Le 30/09/14 20:32, Andrey Semashev a écrit :
On Tuesday 30 September 2014 20:10:41 Ion Gaztañaga wrote:
El 30/09/2014 9:33, Andrey Semashev escribió:
Hi,
I'm seeing lots of build errors that originate from Boost.Move, such as:
In file included from ../libs/log/src/text_file_backend.cpp:41: In file included from ../boost/filesystem/path.hpp:28: In file included from ../boost/iterator/iterator_facade.hpp:12: In file included from ../boost/iterator/interoperable.hpp:11: In file included from ../boost/mpl/or.hpp:23: ../boost/mpl/aux_/nested_type_wknd.hpp:27:10: error: no type named 'type' in 'boost::move_detail::is_rv<boost::rv<boost::log::v2_mt_posix::aux::light_ function<void ()> > >'
: T::type move_detail::is_rv is an implementation detail, and it previously inherited from integral_constant (inheriting with a "type" member) to just holding static const bool = xxx to minimize dependencies. Ah, right. Since it's an implementation detail I've added a workaround on my side.

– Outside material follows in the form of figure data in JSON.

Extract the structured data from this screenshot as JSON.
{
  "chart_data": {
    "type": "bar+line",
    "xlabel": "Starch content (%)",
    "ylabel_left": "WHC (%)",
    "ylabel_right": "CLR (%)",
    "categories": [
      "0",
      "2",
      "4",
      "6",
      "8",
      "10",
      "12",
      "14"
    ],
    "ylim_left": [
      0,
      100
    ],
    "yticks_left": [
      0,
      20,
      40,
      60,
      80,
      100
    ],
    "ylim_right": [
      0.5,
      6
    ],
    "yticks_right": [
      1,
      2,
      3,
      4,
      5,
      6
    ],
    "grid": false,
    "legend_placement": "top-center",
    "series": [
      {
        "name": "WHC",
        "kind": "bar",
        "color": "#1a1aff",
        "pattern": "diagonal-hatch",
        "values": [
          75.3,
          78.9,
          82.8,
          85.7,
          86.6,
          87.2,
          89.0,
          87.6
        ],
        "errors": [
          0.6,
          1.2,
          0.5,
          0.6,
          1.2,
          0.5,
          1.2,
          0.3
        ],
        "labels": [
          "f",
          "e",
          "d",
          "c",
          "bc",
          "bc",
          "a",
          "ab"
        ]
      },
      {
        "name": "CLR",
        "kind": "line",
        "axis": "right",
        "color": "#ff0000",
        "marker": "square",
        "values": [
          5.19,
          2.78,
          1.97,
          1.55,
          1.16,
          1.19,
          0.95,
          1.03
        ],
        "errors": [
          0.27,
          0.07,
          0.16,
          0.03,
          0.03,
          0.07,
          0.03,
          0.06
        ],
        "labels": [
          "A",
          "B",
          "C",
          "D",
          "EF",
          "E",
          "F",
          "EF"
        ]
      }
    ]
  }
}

Are other (public) traits changed this way? If so, that can cause breakage similar to is_rv<>.
I will add a workaround, but if you really need that trait, let's move it to the top namespace so that everyone knows it's an interface trait. I think I needed it to implement some special constructor logic, which I could not achieve with conventional Boost.Move interface. I can't remember the exact use case I had in mind when I wrote that code.
I use that trait to disable templated constructor overloads from being instantiated on rv<> wrappers. Perhaps that would be generally useful.